The International Christian Concern (ICC) reported that Todd Nettleton of The Voice of the Martyrs USA blew the whistle on how authorities of communist China are targeting Christian children to keep their parents under heavy surveillance. CPP authorities are also threatening Christian parents that their children may not be allowed to pursue higher education if they continue with their religious activities.
"I [spoke] earlier this week with one of my coworkers who has been involved in China for decades...he talked about how children are being used against their Christian parents, and that's happening in several different ways," Nettleton said, as reported by Mission Network News.
"Children are being used, essentially, as spies against their parents," Nettleton, who is a spokesman for the Pastor Richard Wurmbrand-founded nonprofit, interdenominational missions organization that advocates for persecuted Christians globally, explained. "On the other end of the spectrum, parents who attend church are threatened with their children's education."
Christian parents in communist China are often worried that their children will be exposed to brainwashing with CCP propaganda in school and have decided to homeschool their children or send them to schools run by Christian organizations. But CCP authorities consider these religious schools as illegal and resort to raiding and shutting them down as part of its overall control on Chinese citizens, especially religious minorities.
In fact, CCP authorities have already cracked down on children's educational materials, even at home. In June, Chinese parents whose kids entered Chengde Primary School were told to "conduct a thorough search for religious books, reactionary books, homegrown reprints or photocopies of books published overseas, and for any books or audio and video content not officially printed and distributed by Xinhua Bookstore," Radio Free Asia reported.
Communist China also appears to be tightening its grip on education for Chinese children. A new report from Radio Free Asia reveals that on June 15, the CCP Ministry of Education established a new department to "monitor off-campus education and training provision, to implement 'reforms to the off-campus education and training sector.'"
The CCP's State Administration for Market Regulation also announced on June 1 that it shall be "rectifying" tutoring services from Tencent and Alibaba and fined them about U.S. $5.73 million for regulatory violations. Communist China's crackdown on tutoring to further control material that is being taught to young Chinese children will also come with "changes to private education, with a directive ordering private schools run by prestigious public schools for profit to nationalize within two years."

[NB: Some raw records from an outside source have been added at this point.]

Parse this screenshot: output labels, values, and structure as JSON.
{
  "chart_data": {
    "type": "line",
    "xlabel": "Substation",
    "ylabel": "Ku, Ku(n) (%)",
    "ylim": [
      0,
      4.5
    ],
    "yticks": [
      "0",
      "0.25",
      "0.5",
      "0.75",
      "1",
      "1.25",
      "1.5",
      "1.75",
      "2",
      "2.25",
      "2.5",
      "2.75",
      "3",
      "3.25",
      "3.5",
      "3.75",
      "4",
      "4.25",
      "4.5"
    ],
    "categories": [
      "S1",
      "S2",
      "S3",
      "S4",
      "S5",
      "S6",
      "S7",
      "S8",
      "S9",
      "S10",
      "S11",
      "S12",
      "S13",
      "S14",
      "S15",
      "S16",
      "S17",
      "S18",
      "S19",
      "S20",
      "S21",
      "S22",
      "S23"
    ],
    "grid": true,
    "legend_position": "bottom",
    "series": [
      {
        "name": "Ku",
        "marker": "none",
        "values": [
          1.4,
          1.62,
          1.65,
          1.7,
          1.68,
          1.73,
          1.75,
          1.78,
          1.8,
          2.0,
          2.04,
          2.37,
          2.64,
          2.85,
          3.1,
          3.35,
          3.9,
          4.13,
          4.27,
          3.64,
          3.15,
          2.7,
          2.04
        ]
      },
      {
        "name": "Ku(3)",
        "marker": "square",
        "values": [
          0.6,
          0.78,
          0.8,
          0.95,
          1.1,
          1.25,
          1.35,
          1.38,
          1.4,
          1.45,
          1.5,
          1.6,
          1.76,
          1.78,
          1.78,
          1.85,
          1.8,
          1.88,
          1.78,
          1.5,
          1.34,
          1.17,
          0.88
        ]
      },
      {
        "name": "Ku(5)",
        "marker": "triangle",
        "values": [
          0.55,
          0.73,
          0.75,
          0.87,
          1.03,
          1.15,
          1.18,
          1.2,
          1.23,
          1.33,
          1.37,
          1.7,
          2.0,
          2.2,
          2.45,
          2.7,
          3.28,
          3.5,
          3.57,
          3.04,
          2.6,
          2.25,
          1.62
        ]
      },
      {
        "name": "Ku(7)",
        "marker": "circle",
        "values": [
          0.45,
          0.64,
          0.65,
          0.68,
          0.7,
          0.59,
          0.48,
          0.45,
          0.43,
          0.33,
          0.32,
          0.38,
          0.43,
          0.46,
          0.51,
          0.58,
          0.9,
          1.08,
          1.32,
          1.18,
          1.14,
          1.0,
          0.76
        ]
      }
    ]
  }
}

Communist China recently established a three-child rule in an attempt to address an aging population, a detriment to its plans of competing with the West to be a global superpower. However, Chinese citizens pushed back, decrying high costs of living and tuition fees. A recent poll posted by the official Xinhua news agency on its official Weibo social media platform showed that up to 29,000 out of 31,000 respondents were not interested in having more children.